Five long years - Shawn's Sense with Shawn Loughlin
With Donald Trump putting so much time and effort into ruining things in real time, there, perhaps, wasn’t any ink leftover to mark the five-year anniversary of something else that ruined everything. In March of 2020, the COVID-19 pandemic took hold of the world and wouldn’t let it go for several years. Now, here, five years later, the world feels like a very different place than it did in those months before the pandemic.
On March 11, 2020, Jess and I took the day off work and travelled to Toronto. We had a nice dinner and then headed to George Brown College for a talk by Irish chef and champion of Irish cuisine J.P. McMahon. He released The Irish Cookbook and was there to promote it, sign copies of it and talk all about Irish food, all while George Brown students prepared some of the dishes contained within the book for attendees to enjoy throughout the night.

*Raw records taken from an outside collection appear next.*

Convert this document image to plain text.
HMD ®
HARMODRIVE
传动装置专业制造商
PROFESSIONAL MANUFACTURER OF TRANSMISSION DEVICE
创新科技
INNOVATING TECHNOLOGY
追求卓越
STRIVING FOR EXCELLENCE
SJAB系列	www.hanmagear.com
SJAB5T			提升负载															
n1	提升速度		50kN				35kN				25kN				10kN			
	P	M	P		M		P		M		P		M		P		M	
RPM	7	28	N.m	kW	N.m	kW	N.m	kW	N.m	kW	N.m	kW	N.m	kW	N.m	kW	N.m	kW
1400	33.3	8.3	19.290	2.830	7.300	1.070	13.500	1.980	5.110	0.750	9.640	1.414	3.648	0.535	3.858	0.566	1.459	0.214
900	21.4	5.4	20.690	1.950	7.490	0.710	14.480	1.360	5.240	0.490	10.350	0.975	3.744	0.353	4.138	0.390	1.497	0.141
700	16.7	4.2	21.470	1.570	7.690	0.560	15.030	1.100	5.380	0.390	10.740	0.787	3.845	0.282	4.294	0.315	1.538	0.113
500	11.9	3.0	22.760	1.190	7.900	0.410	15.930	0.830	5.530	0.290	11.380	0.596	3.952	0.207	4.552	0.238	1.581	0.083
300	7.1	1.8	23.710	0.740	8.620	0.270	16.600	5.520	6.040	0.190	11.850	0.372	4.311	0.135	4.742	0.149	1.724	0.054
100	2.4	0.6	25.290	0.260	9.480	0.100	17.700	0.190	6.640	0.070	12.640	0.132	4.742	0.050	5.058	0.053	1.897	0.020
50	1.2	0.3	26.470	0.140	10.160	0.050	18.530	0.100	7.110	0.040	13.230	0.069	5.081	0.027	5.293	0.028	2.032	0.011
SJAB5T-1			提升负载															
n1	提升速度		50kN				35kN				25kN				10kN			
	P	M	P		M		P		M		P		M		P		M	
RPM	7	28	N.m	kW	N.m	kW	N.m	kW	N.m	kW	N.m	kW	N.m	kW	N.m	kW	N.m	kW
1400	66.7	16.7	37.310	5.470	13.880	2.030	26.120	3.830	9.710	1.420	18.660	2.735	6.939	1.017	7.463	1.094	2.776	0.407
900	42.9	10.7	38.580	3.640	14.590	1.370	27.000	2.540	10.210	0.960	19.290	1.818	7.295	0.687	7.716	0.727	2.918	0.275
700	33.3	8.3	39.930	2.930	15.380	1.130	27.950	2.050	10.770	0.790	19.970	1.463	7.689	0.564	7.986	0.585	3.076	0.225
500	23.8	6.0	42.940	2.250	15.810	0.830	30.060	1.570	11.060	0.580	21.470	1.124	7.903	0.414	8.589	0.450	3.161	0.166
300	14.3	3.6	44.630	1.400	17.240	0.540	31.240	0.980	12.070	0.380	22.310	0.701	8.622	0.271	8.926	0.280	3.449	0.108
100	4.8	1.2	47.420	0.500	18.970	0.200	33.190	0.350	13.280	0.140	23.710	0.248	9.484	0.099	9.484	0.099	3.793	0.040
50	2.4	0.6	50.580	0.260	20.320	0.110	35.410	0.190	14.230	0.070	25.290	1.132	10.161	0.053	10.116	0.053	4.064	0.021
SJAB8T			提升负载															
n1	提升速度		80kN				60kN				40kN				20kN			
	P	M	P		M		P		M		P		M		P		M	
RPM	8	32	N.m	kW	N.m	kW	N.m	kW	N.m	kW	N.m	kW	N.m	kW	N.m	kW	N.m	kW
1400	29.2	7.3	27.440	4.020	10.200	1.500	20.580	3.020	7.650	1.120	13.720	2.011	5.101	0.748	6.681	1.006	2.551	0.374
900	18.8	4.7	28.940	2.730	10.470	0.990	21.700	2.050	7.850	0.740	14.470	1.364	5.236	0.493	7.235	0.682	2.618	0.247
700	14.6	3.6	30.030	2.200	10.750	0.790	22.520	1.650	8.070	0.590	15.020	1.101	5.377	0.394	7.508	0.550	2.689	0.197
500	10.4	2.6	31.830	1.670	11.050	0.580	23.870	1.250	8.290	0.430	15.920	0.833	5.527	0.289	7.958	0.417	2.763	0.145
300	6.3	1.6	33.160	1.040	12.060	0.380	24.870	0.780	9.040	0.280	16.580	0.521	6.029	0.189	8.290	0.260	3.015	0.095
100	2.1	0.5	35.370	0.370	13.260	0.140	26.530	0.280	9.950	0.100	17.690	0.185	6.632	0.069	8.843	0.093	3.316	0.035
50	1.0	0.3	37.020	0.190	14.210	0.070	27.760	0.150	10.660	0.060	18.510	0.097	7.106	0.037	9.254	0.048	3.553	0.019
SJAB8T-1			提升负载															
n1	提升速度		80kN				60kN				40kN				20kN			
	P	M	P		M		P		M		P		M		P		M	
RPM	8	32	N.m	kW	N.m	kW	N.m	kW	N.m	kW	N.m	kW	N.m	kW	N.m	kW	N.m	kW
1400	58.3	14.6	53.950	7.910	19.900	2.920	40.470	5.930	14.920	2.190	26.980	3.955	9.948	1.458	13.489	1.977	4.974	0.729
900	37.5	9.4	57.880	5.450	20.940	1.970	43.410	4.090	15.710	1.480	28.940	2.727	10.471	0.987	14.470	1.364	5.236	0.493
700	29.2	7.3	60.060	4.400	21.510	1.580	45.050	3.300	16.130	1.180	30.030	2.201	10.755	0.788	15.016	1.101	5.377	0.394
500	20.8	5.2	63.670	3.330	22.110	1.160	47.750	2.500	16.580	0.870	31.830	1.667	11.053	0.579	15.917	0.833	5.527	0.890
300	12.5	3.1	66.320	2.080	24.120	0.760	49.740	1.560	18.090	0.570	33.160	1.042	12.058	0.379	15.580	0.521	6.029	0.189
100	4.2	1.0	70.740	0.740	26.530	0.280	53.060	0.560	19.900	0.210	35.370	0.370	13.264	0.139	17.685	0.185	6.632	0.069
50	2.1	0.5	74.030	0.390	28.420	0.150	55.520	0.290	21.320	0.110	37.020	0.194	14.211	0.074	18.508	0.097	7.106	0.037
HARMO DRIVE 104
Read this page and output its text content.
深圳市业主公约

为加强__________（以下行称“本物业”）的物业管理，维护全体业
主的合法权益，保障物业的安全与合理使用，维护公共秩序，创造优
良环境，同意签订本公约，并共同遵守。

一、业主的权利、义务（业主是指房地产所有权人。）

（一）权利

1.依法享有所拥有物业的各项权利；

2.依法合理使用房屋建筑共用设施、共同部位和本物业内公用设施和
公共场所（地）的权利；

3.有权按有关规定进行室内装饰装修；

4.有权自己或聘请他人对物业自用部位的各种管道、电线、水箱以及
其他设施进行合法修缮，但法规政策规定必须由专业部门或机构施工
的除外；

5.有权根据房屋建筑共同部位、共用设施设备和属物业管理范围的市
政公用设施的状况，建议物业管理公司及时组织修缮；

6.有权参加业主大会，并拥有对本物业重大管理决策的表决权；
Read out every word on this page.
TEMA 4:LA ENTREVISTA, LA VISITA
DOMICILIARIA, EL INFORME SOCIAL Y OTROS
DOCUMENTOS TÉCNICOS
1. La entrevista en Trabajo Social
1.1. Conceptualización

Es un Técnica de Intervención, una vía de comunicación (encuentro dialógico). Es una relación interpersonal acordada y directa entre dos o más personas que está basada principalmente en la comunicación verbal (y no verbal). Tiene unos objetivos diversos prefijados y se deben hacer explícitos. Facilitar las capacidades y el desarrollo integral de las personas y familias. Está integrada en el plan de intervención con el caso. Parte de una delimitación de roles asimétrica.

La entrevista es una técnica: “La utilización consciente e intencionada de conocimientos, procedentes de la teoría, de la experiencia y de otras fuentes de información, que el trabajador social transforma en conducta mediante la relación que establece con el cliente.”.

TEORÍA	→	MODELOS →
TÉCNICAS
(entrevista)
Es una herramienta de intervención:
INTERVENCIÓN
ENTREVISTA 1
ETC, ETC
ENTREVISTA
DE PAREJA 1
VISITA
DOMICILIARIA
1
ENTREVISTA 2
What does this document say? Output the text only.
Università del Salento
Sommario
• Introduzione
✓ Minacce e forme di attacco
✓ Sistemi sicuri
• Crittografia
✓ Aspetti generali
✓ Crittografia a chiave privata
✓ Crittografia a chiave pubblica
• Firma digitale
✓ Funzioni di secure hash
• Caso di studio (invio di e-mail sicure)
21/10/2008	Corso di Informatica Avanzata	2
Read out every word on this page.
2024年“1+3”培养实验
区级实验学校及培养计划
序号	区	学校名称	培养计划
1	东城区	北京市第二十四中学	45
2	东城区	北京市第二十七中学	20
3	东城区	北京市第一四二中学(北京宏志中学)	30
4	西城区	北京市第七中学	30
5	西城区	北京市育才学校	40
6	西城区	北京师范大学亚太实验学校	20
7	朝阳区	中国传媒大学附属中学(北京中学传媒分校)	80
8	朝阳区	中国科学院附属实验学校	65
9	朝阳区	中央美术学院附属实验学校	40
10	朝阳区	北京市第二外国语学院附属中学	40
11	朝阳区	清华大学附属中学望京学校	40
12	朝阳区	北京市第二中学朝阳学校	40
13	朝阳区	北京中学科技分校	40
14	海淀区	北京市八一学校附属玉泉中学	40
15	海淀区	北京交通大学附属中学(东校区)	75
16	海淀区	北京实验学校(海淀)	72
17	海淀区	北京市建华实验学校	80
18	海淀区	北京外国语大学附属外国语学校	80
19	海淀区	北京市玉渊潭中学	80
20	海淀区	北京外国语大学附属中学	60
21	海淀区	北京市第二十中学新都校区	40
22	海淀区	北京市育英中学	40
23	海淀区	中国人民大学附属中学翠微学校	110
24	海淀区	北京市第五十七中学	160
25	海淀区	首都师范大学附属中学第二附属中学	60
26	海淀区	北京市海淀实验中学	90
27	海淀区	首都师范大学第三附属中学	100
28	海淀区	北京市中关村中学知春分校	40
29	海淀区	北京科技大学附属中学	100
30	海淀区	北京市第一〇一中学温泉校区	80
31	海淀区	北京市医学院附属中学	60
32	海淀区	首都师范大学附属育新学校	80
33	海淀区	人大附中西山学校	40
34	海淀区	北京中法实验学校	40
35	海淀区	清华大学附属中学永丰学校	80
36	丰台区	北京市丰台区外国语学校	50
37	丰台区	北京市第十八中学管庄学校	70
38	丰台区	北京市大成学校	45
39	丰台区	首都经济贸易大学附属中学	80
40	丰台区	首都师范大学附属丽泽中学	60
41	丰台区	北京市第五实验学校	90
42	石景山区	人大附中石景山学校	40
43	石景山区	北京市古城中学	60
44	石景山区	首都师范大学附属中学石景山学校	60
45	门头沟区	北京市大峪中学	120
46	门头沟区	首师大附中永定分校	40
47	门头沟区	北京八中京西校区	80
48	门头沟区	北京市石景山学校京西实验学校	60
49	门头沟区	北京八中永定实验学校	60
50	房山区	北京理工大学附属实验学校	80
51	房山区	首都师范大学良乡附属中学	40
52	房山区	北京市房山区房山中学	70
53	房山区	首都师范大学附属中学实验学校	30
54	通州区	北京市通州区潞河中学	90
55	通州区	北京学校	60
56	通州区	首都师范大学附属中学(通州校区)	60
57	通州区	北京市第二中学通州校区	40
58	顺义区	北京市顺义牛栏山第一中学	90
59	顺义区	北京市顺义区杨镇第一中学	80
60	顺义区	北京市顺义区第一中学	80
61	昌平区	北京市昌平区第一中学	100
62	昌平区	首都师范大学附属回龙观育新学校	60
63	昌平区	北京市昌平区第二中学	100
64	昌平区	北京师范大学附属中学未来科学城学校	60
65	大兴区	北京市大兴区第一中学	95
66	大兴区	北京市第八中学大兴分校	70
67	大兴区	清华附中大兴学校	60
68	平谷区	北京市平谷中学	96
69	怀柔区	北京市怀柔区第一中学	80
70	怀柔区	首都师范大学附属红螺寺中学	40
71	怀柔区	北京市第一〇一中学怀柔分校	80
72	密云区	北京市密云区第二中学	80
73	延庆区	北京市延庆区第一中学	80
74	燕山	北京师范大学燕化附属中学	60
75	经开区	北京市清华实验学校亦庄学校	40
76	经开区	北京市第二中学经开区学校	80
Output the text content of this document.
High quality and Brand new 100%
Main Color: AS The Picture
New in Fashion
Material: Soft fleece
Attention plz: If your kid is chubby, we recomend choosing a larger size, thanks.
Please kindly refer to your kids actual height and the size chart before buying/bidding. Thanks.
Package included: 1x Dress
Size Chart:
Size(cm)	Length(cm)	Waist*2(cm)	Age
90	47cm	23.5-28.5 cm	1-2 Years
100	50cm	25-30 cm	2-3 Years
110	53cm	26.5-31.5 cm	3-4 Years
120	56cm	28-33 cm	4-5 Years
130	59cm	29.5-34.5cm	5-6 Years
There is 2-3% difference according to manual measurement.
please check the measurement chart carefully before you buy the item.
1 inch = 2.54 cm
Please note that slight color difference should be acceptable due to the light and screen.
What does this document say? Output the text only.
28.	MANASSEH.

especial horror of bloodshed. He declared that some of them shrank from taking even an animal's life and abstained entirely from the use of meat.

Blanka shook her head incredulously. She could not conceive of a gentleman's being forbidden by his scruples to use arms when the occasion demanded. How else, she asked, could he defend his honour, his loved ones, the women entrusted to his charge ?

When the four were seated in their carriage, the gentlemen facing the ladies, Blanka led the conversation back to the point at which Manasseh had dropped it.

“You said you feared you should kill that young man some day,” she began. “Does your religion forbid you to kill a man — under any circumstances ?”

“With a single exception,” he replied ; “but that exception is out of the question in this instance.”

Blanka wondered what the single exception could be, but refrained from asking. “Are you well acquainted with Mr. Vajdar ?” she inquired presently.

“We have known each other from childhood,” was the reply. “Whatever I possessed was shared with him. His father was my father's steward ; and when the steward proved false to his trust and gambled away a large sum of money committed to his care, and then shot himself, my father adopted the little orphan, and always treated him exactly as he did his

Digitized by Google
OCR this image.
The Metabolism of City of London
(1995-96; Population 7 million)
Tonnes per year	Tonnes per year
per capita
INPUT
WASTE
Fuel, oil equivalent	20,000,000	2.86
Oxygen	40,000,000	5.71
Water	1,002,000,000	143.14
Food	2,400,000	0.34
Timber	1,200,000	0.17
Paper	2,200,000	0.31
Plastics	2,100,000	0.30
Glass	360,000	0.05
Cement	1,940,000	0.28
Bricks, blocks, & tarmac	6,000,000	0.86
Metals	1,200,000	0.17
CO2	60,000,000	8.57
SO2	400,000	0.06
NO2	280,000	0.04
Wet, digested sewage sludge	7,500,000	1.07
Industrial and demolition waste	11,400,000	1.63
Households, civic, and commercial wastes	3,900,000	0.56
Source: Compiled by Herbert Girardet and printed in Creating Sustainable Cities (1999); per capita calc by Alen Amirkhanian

I was in Toronto during the SARS outbreak, so that was my closest frame of reference, but, for the most part, and with Jess expecting our first child, we were flying by the seats of our pants after mutually deciding to go, even as word of cases of the virus multiplying around the world had reached our ears. On the train, there was a woman across the aisle from us wearing a mask and that freaked us out. Little did I know that she was being conscientious and that, soon enough, we’d all be wearing them. Then, in the theatre, some people were coughing and hacking around us and, frankly, we paid a little more attention to it than we may have had in our pre-COVID lives.
(This is perhaps a good time to remind you all that Jess and I, expecting a child, took all of this very seriously - and for longer than most, so, if you have e-mails you want to send about vaccines, masks, the pandemic itself or the globalist agenda, please send them to me at editof@northuron.com - my purposely mis-spelled e-mail address because I can’t imagine an e-mail I want to read less than yours.)
Aside from sanitizing our hands a lot more than usual (I really used to hate the stuff and have, on more than one occasion, accused Jess of being a bit much in regards to germs), we largely went about our business. Then, the next day, everything changed. Sports leagues began cancelling entire seasons, bands nixed tours and the world, as we knew it, was gone.
Now, most of us lived. Many did not, but to say that the world is “back to normal” in a way we would recognize before 2020 would be false. Much has changed, for better and for worse, and it seems foolish not to recognize that anniversary. So much was unknown at the time and, whether people wanted to accept it or not, some prognosticators were suggesting that a return to a world we’d consider normal would be years away and that millions of lives could be lost on the way to that new normal.
I was just e-mailing with a friend today. He and his wife were to dine with Jess and me in Stratford on March 14, 2020 - a Saturday. We cancelled, as a result of all that was becoming known between our trip to Toronto on March 11 and March 14, but I assured him that we would have many, many other opportunities to do it again, perhaps even in a few weeks’ time as everyone did their part to *flatten the curve* as politicians and scientists told us repeatedly.
Well, that dinner never did happen and my friend and his wife have since moved from Stratford to Toronto. I have seen him since, but you think of all that was lost in those early months and years... the pandemic is truly a case of time feeling at once lightning fast and as slow as molasses. And yet, somehow, here we are five years later, all of it behind us.